On May 17, GridPlus took to Twitter to inform its 17,500 followers that it will open source the firmware of all of its cryptocurrency devices in the third quarter of this year, which it claims aims at greater transparency.
The most trusted name in cryptography, relied upon by the world’s governments for their highest security applications for decades, sold products backdoored by the CIA. How can we ensure this won’t happen again? open source software.
GridPlus will open-source its firmware in Q3. pic.twitter.com/889OnqXd20
— GridPlus (@gridplus) May 18, 2023
“Hardware wallet discussions this week exposed trust assumptions that were taken for granted,” GridPlus wrote in a follow-up comment.

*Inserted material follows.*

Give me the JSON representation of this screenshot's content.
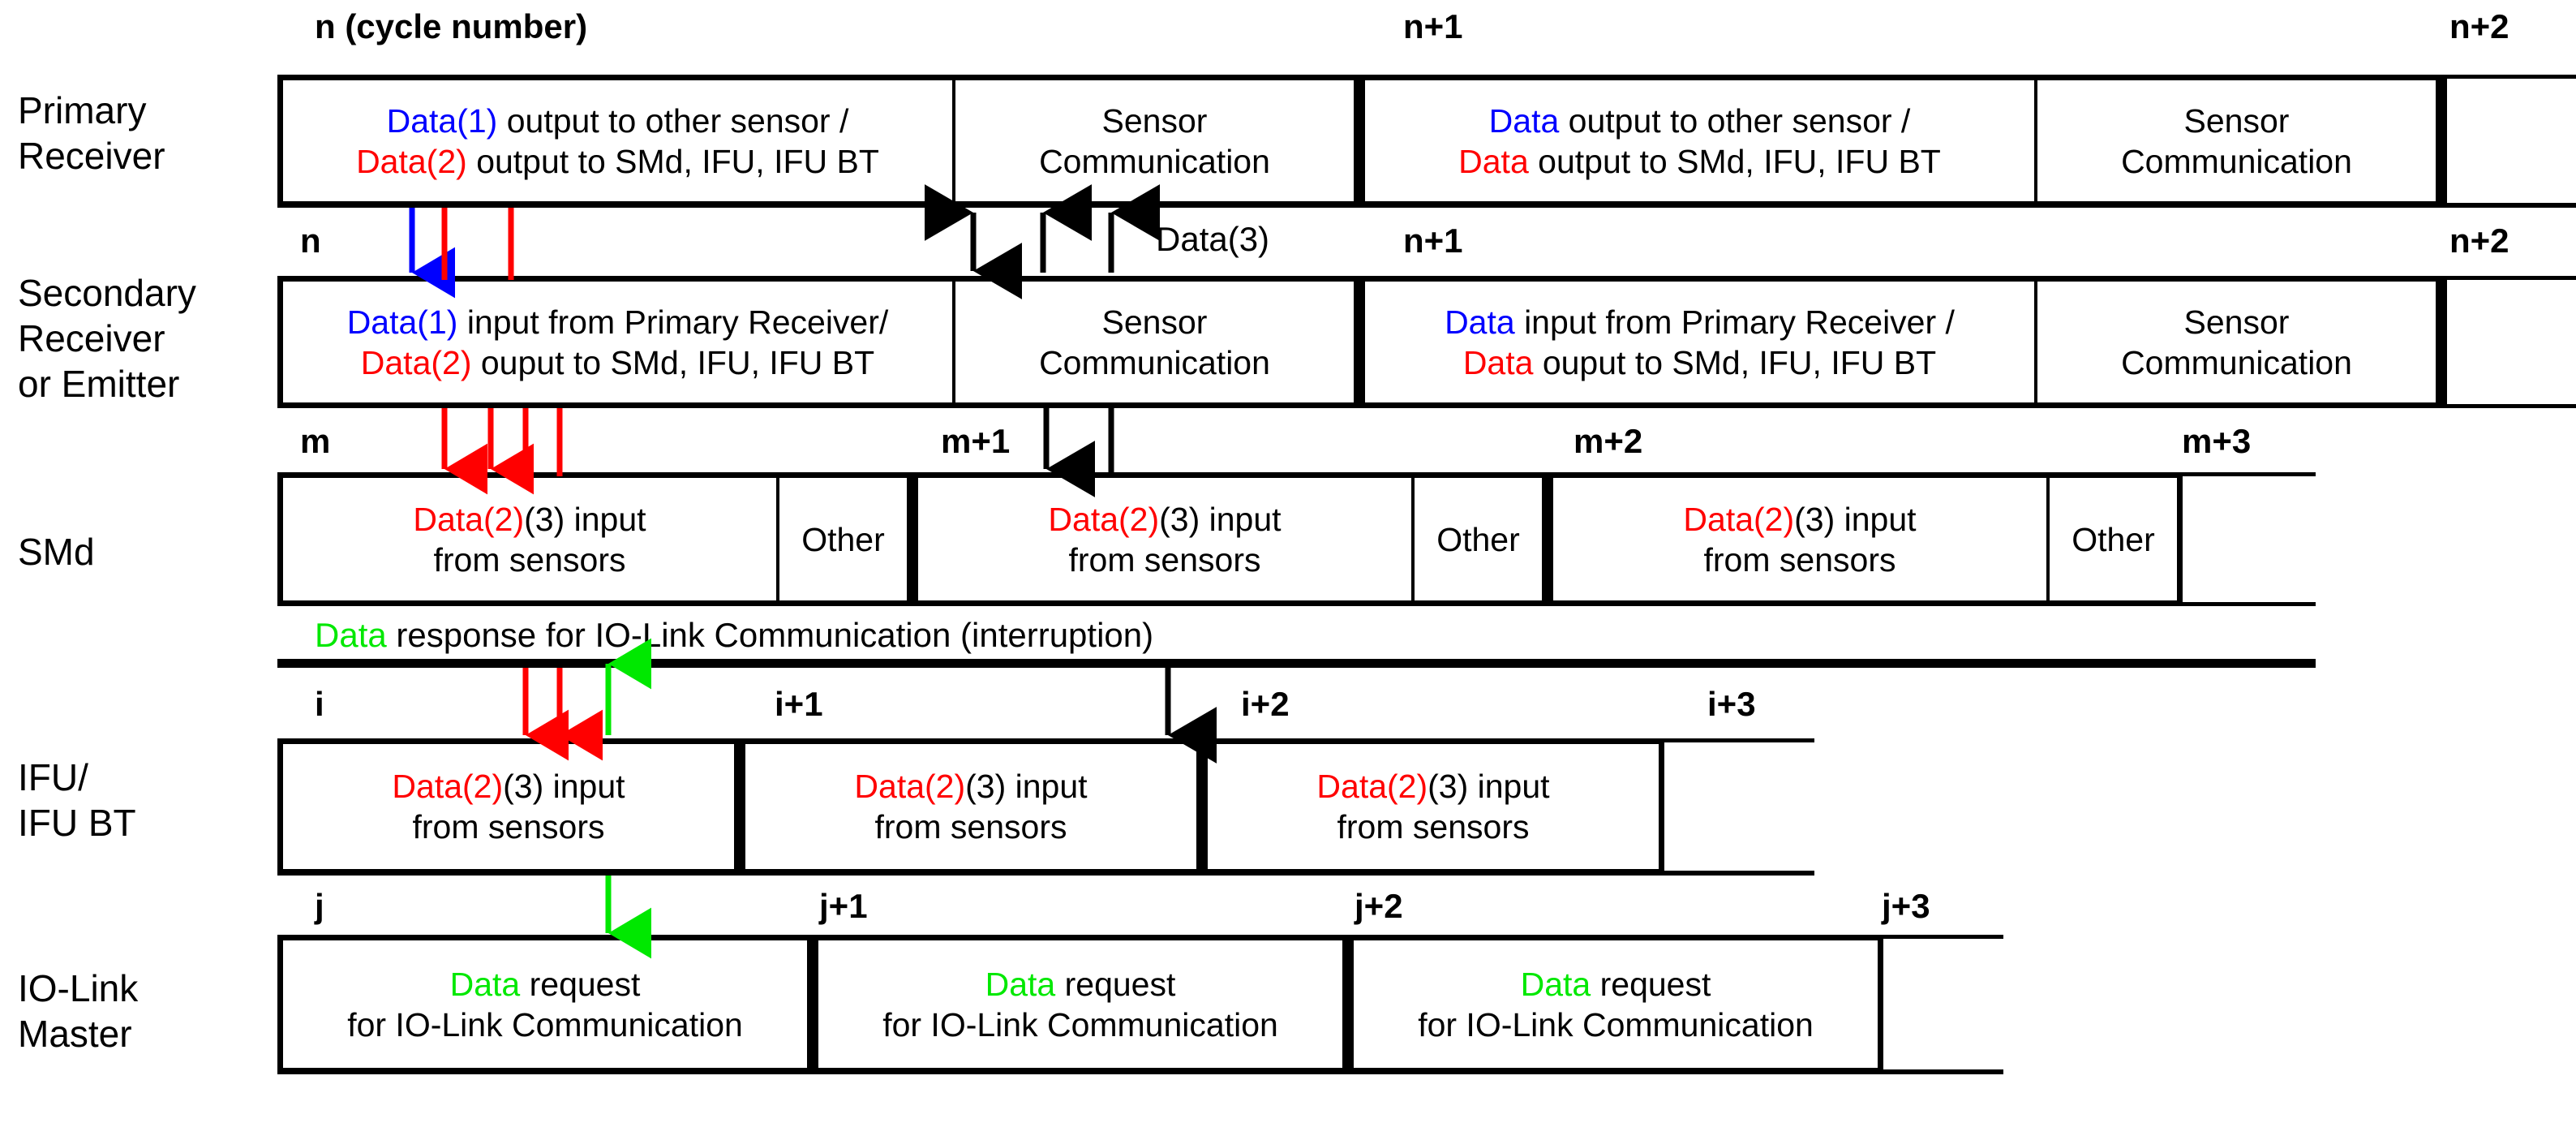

“We as an industry must hold ourselves to the highest standards, and we encourage all other hardware wallet manufacturers to also open source their firmware for the benefit of our ecosystem.”
Much of the anger directed at the Ledger over the past 48 hours has been related to its firmware – a term for software embedded in a hardware device – which is being updated, which would allow the user’s private key to be potentially retrieved from its cold storage, despite reportedly being assured users to the contrary in past.
Related: Ledger data breach: ‘simple mistake’ exposes 270k cryptocurrency wallet buyers
Notably, the Ledger firmware is closed source, which means that only developers from the company itself can review the code and check it for flaws. On the other hand, open source allows any programmer to access and review existing code to improve it and check for potential bugs.
Speaking directly about this during a May 17 Twitter Q&A session, Ledger support clarified that it was “always an option” for the company to write code that would extract keys, and users need to trust Ledger.
(1/2) Technically speaking it is and always has been possible to write firmware that facilitates key extraction. You have always trusted Ledger not to deploy such firmware whether you knew it or not.
— Ledger Support (@Ledger_Support) May 17, 2023
While Ledger’s announcement undermined many users’ perceptions of the privacy features offered by its products, some suggested that the outrage was overblown.
It appears that competitors quickly capitalized on Ledger’s poorly received announcement, with some opting to offer discounts on most of their products, including Trezor, Jade Blockstream, and BitBox.